I ran across this picture a bit ago- and knew I had to share it. Just more evidence of what we already knew- chickens are awesome.


----------



## robin416 (Sep 8, 2013)

I wonder what the end story was on this discovery.

That is an award winning pic.


----------



## Overmountain1 (Jun 5, 2020)

I wonder if I can find it again.... let me see what I can find out! I’m curious too.


----------



## Overmountain1 (Jun 5, 2020)

Here we go! Apparently not a new pic, but is included as part of this article, ‘Why Hens Make the Best Mothers.’ 
Perfect.

Duh- helps if I add the link. 









26 Photos Proving That Hens Are The Best Moms In The Animal Kingdom


Mothers are awesome. They're caring, loving and can do everything for the little ones.
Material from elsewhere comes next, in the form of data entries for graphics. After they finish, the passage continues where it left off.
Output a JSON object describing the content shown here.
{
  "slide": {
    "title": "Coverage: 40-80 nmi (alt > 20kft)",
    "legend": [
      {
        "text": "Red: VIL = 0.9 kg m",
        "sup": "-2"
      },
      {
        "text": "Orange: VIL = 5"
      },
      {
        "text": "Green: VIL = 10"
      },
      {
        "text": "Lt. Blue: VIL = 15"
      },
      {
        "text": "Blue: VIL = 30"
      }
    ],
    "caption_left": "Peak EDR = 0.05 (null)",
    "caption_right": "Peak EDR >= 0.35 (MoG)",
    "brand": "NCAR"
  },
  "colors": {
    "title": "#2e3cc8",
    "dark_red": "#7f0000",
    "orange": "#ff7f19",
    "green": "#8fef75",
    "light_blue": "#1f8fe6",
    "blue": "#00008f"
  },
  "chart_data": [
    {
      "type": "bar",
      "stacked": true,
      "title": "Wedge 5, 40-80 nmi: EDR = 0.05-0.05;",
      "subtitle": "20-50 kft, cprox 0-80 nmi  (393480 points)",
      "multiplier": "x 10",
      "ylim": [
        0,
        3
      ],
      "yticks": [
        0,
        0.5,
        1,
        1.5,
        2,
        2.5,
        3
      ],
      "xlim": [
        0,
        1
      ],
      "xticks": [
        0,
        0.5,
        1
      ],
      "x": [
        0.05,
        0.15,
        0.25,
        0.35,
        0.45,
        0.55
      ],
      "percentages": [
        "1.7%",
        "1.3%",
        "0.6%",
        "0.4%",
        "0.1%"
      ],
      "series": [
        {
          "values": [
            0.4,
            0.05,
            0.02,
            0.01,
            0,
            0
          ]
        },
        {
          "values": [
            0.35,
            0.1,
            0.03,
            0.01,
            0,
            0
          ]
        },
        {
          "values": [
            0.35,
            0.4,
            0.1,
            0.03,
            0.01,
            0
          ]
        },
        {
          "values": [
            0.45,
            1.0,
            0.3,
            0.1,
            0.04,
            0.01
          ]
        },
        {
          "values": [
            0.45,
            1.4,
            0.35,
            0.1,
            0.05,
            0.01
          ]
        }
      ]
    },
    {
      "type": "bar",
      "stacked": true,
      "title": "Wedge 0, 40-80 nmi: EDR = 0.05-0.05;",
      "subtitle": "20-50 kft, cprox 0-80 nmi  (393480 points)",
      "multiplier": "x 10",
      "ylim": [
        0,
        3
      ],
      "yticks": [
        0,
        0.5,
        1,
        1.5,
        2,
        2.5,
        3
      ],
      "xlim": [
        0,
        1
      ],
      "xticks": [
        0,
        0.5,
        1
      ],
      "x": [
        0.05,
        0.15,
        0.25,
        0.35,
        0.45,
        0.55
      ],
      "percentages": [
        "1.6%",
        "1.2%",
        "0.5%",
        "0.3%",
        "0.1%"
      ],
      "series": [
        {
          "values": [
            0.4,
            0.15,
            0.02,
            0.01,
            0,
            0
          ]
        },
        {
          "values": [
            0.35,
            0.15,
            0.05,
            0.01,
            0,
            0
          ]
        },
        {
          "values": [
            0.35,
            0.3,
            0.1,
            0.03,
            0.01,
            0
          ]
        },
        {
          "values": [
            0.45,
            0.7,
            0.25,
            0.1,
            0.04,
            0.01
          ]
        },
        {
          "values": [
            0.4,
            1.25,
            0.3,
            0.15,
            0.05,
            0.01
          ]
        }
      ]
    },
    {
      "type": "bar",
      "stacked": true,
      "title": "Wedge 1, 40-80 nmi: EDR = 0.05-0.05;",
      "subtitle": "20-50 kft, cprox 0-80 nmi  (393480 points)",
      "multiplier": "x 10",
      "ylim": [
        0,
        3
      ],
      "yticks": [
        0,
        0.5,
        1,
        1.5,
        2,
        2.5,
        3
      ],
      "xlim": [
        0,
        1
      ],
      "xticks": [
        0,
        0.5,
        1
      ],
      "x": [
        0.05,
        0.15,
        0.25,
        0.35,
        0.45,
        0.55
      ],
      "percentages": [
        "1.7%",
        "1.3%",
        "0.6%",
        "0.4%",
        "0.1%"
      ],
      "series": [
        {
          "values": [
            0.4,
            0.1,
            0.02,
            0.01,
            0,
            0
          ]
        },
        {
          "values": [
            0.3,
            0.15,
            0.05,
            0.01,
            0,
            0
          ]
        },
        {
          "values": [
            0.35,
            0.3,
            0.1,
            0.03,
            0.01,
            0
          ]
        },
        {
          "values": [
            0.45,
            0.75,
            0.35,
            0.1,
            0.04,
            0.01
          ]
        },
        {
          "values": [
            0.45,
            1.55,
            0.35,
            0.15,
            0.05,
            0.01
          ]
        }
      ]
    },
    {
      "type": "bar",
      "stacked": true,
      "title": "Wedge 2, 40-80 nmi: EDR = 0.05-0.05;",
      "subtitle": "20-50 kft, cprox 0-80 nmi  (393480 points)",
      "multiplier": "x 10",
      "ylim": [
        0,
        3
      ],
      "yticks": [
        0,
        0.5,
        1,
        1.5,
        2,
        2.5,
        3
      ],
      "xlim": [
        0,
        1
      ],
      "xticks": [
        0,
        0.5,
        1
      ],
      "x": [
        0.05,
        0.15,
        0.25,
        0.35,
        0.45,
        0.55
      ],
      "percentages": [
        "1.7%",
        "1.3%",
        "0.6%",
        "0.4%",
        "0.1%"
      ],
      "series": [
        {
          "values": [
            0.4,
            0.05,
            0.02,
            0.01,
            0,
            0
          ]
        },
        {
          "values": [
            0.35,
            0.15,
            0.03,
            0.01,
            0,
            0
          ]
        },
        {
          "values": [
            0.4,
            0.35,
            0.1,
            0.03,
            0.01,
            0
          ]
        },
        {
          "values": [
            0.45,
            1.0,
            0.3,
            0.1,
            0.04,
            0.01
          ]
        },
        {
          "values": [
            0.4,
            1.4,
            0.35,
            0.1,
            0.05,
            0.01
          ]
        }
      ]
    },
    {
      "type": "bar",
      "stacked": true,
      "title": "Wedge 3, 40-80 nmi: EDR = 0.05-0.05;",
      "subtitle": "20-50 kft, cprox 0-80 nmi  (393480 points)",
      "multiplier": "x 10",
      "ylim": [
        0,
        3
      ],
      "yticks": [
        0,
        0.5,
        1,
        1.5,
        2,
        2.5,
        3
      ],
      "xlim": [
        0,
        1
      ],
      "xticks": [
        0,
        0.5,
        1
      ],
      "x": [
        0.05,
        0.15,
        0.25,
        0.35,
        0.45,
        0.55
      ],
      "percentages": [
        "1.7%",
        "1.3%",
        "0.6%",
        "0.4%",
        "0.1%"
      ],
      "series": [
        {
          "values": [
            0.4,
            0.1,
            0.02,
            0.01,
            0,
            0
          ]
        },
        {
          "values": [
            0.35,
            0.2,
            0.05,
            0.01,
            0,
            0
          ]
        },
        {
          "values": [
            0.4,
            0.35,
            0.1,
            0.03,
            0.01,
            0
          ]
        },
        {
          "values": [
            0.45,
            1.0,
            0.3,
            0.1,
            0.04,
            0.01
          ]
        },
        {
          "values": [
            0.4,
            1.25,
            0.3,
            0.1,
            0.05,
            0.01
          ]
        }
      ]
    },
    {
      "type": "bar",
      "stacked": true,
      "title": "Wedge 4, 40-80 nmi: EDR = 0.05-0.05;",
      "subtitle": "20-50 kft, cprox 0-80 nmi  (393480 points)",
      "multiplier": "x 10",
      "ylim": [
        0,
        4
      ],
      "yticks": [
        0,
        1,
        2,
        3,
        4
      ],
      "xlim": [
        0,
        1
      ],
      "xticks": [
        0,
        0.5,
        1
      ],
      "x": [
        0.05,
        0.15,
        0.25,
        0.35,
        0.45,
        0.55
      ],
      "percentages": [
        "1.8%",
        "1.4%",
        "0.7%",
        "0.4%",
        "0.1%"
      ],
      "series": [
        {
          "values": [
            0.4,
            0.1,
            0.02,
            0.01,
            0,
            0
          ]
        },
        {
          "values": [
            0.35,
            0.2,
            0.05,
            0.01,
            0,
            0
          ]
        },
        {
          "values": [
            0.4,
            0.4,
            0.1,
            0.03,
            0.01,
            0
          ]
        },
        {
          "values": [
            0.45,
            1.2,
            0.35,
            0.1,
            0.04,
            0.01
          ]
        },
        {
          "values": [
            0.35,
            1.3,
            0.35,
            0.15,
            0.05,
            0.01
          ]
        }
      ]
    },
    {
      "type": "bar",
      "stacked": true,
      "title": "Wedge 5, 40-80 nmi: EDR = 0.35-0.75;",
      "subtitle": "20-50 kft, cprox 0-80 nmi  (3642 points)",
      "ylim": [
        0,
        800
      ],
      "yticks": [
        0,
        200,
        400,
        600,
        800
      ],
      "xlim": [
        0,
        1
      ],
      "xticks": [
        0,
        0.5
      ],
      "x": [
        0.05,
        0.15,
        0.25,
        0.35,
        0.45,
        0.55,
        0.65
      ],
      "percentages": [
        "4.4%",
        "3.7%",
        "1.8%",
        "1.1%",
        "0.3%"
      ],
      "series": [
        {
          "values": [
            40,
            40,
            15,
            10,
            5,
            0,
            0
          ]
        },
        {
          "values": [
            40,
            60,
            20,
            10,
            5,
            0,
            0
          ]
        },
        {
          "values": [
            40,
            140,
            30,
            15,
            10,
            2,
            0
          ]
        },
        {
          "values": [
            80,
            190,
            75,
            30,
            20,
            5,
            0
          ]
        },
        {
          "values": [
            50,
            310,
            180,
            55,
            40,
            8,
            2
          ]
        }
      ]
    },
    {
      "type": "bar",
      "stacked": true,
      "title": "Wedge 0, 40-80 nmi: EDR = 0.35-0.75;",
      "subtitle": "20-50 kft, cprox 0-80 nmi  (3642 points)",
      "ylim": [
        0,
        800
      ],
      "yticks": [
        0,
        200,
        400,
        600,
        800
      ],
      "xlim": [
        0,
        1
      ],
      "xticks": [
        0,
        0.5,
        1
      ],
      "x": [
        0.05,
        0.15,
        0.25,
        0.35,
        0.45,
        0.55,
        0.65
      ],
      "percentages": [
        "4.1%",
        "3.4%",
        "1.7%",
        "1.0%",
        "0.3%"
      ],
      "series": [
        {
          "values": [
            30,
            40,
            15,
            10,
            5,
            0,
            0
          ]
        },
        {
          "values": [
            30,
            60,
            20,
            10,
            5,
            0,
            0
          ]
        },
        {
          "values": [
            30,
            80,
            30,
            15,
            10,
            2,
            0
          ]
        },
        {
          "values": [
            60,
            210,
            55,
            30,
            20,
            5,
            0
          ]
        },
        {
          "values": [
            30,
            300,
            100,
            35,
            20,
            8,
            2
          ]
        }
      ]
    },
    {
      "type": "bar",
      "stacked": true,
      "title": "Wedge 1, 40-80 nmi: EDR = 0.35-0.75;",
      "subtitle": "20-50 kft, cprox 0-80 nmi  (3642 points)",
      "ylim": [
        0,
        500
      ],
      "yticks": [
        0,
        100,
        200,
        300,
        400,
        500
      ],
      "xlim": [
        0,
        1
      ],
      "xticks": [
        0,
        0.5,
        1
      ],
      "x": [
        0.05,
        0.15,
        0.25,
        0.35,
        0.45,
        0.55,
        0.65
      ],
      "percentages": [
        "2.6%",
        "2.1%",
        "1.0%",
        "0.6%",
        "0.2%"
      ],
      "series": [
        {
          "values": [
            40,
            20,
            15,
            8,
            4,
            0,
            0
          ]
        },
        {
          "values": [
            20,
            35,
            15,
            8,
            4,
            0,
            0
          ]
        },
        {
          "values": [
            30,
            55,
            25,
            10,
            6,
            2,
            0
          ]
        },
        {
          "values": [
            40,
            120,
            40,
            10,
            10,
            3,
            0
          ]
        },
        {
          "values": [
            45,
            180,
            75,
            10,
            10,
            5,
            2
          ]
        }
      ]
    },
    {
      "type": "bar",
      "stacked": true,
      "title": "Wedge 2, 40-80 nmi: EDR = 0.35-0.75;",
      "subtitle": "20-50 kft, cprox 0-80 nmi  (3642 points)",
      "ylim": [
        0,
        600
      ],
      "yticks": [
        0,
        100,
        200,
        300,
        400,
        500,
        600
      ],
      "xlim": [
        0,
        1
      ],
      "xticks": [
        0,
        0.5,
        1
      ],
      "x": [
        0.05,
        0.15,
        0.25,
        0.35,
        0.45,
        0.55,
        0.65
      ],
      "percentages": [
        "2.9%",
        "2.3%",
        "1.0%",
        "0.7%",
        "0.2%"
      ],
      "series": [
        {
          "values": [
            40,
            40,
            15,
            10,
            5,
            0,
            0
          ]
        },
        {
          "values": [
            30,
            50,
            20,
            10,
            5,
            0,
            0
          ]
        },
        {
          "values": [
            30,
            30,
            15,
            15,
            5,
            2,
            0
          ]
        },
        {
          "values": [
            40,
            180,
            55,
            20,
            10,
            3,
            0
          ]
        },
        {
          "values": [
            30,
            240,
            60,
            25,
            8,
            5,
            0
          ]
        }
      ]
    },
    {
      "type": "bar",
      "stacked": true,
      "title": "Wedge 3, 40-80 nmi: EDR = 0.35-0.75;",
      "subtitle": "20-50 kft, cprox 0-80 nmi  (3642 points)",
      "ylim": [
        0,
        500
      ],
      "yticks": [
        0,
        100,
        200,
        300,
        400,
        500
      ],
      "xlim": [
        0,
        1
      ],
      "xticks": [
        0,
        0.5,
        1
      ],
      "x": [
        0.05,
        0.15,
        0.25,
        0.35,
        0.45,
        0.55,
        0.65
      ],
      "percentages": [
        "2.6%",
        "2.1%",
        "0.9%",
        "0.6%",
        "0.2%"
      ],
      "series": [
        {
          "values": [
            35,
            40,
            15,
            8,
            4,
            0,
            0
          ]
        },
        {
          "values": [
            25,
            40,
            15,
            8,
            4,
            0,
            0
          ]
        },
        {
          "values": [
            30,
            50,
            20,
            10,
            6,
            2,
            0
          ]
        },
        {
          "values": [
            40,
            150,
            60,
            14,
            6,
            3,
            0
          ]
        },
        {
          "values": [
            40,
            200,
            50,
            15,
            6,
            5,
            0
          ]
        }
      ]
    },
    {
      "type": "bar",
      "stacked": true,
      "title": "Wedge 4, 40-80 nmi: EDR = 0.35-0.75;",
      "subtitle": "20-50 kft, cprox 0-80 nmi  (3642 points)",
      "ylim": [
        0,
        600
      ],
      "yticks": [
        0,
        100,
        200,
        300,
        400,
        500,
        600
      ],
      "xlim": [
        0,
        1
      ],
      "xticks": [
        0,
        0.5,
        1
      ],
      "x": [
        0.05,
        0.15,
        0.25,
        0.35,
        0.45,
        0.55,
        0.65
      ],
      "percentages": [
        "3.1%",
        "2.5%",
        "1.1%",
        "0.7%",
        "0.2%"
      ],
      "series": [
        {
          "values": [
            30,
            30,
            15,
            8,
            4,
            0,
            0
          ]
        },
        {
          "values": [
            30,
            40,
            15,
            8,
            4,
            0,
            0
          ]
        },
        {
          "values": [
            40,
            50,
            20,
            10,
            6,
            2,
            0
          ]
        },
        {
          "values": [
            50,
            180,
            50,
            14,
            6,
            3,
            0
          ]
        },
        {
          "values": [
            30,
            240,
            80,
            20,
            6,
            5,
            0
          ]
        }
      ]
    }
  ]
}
And I'm not only talking about amazing women, but also about all the mothers of the animal kingdom.




www.boredpanda.com


----------



## robin416 (Sep 8, 2013)

Bored Panda! Love Bored Panda. I can spend half the day on that site.

If anyone pulls the site up and it complains about your ad blocker just hit refresh, it'll come back without the little hissy fit.


----------



## danathome (Sep 14, 2020)

*Very cute!*


----------